Criticism is mounting over the industry culture of enforcing excessive work hours, following the death of a 30-something banker who was working over 100 hours per week in the U.S.
According to Reuters on the 15th (local time), it was revealed that Leo Lukenas III, an employee of the investment banking team at Bank of America (BoA), was preparing to change jobs due to overwork before he died of acute coronary artery thrombus earlier this month.
Lukenas, who joined in July 2013, was reportedly working over 100 hours per week for several consecutive weeks on a merger deal worth $2 billion. He lived with his wife and two children, had served in the U.S. Army, and was known to have no special health problems.
He was recently reportedly preparing to move to a boutique investment bank in New York, complaining of an overwhelming workload.
Douglas Walter of the headhunting firm Grayfox said, “Lukenas had been looking to leave BoA since mid-March due to excessive workload.”
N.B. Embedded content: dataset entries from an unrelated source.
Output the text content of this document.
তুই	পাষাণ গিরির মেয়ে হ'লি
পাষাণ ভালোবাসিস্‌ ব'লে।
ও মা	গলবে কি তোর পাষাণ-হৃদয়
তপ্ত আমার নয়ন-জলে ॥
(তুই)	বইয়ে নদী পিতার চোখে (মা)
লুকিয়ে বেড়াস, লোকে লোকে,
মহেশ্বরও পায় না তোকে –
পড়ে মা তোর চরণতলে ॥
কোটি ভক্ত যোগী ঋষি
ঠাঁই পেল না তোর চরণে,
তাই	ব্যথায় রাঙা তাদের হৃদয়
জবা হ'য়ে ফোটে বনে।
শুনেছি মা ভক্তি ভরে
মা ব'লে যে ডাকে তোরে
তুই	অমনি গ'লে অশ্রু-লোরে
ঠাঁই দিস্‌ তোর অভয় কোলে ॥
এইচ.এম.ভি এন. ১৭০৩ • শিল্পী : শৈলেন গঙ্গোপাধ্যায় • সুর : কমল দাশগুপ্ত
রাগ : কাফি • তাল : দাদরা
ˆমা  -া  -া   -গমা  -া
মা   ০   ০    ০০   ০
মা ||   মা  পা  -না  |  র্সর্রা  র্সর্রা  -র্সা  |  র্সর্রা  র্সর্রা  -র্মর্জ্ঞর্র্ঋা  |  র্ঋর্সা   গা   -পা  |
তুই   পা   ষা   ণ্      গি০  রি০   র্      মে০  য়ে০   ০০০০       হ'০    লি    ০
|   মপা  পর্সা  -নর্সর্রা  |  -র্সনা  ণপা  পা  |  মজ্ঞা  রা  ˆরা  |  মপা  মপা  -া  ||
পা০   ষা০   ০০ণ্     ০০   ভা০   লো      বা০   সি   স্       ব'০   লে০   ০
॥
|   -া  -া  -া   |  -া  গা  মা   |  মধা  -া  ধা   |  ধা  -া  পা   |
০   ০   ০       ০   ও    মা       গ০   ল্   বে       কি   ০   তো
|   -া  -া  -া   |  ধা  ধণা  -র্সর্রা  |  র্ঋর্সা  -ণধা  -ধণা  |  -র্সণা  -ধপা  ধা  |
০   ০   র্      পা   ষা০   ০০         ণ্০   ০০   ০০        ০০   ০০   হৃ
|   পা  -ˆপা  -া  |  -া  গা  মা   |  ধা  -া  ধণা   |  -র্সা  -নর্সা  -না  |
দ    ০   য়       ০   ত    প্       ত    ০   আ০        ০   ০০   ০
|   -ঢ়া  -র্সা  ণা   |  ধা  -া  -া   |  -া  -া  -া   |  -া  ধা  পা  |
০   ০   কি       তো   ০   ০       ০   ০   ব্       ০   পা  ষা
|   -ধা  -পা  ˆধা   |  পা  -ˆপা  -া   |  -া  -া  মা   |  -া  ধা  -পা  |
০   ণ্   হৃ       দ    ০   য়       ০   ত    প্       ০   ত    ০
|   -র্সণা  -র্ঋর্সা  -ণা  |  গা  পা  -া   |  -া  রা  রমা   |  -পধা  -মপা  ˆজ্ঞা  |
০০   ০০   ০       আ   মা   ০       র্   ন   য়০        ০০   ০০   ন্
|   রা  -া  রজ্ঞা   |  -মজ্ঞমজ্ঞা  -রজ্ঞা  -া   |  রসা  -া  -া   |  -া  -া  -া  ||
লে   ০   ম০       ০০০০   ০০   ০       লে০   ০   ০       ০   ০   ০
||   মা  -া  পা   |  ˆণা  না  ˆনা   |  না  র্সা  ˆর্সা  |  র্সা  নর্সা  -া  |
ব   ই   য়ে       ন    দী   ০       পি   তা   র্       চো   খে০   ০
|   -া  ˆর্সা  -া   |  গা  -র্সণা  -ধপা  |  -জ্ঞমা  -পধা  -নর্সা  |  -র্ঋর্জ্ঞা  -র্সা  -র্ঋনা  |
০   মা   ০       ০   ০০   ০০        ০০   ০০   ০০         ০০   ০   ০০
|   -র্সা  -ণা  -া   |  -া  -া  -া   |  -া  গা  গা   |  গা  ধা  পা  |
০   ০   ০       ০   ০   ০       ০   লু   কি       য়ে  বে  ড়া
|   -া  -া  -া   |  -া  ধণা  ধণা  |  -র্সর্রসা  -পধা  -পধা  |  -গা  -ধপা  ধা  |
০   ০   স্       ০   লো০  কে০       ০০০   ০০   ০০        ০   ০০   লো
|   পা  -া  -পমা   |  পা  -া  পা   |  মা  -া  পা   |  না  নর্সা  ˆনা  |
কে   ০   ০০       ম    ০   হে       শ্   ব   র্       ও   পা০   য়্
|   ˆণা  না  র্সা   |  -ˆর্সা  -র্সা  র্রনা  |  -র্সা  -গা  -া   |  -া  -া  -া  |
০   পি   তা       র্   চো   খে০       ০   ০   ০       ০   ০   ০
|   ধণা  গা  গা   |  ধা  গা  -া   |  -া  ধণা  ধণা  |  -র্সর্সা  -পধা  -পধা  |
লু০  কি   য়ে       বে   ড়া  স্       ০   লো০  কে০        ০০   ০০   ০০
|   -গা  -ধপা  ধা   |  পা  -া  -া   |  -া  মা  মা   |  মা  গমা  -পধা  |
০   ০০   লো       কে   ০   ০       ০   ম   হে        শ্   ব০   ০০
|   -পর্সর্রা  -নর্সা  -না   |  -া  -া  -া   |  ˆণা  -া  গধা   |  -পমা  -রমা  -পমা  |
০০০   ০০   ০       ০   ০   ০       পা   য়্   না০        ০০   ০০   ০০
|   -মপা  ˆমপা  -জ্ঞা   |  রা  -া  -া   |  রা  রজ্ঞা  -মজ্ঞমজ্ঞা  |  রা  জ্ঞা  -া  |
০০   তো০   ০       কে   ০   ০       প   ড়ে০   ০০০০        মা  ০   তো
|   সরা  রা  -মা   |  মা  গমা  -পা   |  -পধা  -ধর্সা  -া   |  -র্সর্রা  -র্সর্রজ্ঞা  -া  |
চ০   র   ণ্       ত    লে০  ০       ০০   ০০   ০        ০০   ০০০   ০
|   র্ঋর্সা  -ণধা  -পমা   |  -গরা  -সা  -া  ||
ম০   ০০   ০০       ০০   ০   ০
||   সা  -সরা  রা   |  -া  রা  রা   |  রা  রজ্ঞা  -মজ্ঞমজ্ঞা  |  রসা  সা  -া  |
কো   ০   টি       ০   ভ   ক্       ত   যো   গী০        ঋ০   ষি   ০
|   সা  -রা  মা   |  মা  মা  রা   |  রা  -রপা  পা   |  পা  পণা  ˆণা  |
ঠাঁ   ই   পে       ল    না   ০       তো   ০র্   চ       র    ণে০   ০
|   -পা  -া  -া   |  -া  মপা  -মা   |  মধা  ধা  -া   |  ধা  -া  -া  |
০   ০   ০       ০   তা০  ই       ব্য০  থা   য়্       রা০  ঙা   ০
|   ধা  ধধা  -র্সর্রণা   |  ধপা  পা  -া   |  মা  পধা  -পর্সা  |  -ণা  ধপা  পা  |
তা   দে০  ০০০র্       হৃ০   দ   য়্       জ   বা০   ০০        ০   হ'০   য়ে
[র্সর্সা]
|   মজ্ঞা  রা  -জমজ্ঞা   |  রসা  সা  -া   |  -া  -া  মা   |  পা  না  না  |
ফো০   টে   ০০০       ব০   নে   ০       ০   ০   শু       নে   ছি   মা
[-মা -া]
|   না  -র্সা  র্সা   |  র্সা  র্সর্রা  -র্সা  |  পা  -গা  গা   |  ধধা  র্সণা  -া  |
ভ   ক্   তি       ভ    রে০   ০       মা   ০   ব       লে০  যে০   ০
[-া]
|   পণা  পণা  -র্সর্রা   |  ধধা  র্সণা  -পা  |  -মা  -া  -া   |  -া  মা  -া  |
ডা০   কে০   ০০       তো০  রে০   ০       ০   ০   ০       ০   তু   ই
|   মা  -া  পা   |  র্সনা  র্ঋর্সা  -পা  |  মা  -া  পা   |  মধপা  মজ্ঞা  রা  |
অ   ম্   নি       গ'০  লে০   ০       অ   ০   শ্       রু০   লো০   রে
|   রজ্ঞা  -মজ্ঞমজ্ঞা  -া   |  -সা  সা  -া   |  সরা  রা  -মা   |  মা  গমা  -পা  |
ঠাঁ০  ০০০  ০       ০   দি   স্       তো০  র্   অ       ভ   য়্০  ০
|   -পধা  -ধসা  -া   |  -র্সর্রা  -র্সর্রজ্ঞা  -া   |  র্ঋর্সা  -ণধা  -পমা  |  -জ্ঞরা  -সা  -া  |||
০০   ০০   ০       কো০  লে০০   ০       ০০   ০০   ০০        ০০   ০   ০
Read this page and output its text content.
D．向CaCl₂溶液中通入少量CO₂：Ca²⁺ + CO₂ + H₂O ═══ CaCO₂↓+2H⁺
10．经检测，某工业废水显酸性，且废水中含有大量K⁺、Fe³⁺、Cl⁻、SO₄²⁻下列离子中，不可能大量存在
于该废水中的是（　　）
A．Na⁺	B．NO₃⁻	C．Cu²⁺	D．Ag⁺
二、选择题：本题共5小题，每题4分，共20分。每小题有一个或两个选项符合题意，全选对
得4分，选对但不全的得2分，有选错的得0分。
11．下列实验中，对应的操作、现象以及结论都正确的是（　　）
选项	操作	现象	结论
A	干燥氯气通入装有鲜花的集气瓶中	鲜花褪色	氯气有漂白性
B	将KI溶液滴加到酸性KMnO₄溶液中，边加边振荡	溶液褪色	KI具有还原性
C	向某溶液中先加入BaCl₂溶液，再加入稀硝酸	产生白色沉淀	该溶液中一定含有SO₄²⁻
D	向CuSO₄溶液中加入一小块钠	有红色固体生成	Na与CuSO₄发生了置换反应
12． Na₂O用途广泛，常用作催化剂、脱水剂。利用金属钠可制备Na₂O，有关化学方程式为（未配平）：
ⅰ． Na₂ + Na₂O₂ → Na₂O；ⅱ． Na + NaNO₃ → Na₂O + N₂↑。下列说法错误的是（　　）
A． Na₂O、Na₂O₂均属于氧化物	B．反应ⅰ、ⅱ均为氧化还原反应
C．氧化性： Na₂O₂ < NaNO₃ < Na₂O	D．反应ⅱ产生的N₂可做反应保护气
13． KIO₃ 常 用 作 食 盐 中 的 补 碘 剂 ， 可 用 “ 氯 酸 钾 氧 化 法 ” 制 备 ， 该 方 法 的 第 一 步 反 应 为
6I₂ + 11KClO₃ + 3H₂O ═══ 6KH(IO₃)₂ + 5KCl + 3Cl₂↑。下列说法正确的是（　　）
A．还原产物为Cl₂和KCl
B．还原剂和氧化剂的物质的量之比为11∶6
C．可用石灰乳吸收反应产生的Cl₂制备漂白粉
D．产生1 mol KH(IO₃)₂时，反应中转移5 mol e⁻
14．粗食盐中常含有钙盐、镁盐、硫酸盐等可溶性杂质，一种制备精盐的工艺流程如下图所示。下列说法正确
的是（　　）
He was looking for a place where he could maintain a balance between work and life, even if the pay was less. Walter said, “He complained about not having enough time with his family and even offered to trade 10% of his salary for more sleep.” He added, “He even asked if it was normal to work 110 hours a week.”
Lukenas was hired as a full-time employee at BoA in July of last year and was in charge of a merger worth $2 billion that was completed earlier this month.
Following the news of Lucenas’s death, there was a fierce backlash online. Among Wall Street employees in particular, criticism was raised that the workplace culture of enforcing long hours of labor is still rampant. Gray Hou, co-CEO of BoA, deactivated his social media account as criticism messages from those presumed to be bank employees kept coming.
A BoA spokesperson said the bank “deeply mourns the loss of a colleague,” and that it had no plans to investigate complaints that some bankers were being forced to work 100-hour weeks.